Secara sederhana, pendidikan multikultural dapat didefenisikan sebagai pendidikan untuk/tentang keragaman kebudayaan dalam meresponi perubahan demografis dan kultural lingkungan masyarakat tertentu atau bahkan dunia secara keseluruhan. Berdararkan defnisi tersebut, mengindikasikan bahwa pendidikan bukan merupakan "menara gading" yang berusaha menjauhi realitas sosial dan budaya. Pendidikan harus mampu menciptakan tatanan masyarakat yang terdidik dan berpendidikan, bukan sebuah masyarakat yang hanya mengagungkan status sosial sebagai akibat kekayaan dan kemakmuran yang dialaminya. Melalui pendidikan multikultural, diharapkan dapat masyarakat dapat maju dan berkembang ke arah yang lebih baik dengan memanfaatkan budaya serta potensi yang ada serta dapat menghormati, saling tolerensi dengan kelompok atau budaya yang lain. Misalnya saja, di Papua dengan masyarakat yang memiliki budaya dengan berpakaian koteka, kita dapat memasukkan pendidikan mutikultural dengan memajukan pendidikan masyarakat di sana tetapi juga menjaga kelestarian budayanya. Artinya kita tidak ikut-ikutan memakai koteka, melainkan memberi pengetahuan /pendidikan sesuai potensi masyarakat agar dapat sejajar dengan daerah-daerah lain tetapi juga melestarikan budayanya.
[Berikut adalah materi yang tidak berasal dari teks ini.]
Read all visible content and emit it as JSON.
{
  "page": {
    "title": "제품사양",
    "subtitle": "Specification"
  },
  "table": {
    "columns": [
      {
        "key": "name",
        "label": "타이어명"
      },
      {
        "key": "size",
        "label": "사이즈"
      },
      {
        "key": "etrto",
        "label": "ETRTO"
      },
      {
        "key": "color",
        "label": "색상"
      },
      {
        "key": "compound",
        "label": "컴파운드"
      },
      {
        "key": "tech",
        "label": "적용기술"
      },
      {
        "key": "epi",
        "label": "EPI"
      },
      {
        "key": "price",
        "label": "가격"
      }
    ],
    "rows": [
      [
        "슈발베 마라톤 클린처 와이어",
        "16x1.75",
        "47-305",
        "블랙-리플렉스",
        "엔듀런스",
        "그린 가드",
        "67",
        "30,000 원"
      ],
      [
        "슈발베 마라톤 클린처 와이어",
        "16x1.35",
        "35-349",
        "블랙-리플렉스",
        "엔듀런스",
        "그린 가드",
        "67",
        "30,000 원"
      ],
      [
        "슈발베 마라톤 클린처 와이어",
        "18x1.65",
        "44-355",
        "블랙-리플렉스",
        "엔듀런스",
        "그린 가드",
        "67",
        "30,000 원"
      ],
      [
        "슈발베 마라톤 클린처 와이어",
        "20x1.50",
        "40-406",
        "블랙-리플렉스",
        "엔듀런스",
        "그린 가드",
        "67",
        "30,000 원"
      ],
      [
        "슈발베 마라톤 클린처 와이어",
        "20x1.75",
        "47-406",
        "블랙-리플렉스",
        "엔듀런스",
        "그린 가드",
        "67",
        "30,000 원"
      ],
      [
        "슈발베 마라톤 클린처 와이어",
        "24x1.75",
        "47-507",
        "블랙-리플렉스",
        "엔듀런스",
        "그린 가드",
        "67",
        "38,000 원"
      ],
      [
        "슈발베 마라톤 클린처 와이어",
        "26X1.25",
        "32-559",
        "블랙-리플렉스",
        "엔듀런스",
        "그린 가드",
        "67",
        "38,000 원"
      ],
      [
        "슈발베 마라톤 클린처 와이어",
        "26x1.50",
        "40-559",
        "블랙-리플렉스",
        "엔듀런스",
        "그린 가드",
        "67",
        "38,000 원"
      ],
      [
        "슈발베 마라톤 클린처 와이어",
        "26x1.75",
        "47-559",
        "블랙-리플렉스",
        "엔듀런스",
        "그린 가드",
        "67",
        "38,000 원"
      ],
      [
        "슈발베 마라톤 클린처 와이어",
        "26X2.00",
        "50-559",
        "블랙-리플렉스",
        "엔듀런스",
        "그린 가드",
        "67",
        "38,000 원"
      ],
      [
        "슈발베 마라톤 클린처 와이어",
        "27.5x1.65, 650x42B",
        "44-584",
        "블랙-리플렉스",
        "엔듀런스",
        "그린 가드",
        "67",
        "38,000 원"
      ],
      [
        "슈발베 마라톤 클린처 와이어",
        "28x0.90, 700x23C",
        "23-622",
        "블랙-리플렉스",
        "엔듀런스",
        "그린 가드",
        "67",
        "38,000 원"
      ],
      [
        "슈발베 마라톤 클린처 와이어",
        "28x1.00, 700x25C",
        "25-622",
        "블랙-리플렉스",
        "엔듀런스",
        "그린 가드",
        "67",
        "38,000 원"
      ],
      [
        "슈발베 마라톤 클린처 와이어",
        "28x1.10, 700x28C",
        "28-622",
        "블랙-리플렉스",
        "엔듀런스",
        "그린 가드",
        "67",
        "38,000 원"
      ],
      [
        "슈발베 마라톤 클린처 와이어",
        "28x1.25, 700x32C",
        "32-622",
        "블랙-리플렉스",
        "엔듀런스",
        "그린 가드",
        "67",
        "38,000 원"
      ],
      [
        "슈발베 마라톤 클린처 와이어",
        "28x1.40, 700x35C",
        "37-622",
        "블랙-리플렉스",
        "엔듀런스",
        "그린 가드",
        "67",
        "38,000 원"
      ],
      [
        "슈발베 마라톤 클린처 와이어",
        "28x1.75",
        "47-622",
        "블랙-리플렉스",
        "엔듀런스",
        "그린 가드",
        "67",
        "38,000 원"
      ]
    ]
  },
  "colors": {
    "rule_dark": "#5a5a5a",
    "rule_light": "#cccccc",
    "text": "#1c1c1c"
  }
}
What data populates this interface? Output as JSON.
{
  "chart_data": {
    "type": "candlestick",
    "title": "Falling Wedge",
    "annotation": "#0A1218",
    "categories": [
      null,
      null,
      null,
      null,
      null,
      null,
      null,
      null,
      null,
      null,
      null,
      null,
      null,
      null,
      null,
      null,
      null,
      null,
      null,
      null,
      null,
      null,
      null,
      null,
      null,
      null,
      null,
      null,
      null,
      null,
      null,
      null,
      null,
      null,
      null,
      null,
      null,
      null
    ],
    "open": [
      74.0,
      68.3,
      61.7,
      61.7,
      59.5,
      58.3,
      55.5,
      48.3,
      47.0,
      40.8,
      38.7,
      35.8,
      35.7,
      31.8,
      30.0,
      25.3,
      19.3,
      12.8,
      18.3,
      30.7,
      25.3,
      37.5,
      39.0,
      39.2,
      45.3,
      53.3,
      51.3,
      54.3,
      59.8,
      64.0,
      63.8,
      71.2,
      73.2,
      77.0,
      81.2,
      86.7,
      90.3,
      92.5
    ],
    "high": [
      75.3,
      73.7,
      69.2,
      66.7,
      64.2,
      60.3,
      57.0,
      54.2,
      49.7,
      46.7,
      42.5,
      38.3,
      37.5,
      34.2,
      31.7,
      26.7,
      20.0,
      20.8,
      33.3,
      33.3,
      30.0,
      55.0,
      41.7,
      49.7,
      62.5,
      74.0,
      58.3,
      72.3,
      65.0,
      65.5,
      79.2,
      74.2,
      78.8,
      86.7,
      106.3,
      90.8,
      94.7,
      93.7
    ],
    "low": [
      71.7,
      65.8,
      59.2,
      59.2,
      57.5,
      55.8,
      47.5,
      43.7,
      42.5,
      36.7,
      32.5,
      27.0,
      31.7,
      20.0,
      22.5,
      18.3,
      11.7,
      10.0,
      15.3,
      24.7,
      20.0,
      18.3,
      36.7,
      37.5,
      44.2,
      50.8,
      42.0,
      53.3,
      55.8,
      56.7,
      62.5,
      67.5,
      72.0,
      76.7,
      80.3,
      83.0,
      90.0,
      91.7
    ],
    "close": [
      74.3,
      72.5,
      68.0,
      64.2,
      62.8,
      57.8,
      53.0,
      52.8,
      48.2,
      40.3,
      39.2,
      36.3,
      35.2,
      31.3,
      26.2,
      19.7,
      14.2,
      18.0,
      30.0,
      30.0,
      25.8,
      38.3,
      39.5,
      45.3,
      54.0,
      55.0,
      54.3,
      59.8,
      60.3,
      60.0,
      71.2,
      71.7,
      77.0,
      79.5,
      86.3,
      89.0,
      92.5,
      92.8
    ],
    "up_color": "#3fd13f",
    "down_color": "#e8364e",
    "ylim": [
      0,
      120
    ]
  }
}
Dengan pendidikan mutikultural ini, juga mengubah wajah dunia pendidikan yang dahulu hanya dapat dinikmati oleh orang-orang tertentu, atau pendidikan yang dilaksanakan oleh golongan tertentu, sekarang pendidikan dapat dirasakan oleh semua orang tanpa memperhatikan golongan, ras, atau etnis tertentu. Kita boleh mengenyam pendidikan dimana saja. Misalnya saja, dahulu orang yang beragama non muslim tidak diperbolehkan mendaftar di sekolah muslim atau sebaliknya, tetapi sekarang sudah banyak sekolah yang menerima peserta didik dengan beragam agama, dengan menyediakan guru agama. Ini sejalan dengan UUD 1945 pasal 31 ayat 1, yang menyebutkan bahwa setiap anak Indonesia berhak untuk belajar. Hal ini mengandung arti bahwa setiap anak adalah individu yang berbeda satu dengan lainnya dengan beragam bakat dan watak, pengalaman belajar harus menjadi pengaruh yang bersifat personal, bermakna dan beragam. Konsekuensinya bahwa pendidikan kita yang menuju desentralisasi dalam otonomi daerah harus mengacu pada pendidikan mutlikultur.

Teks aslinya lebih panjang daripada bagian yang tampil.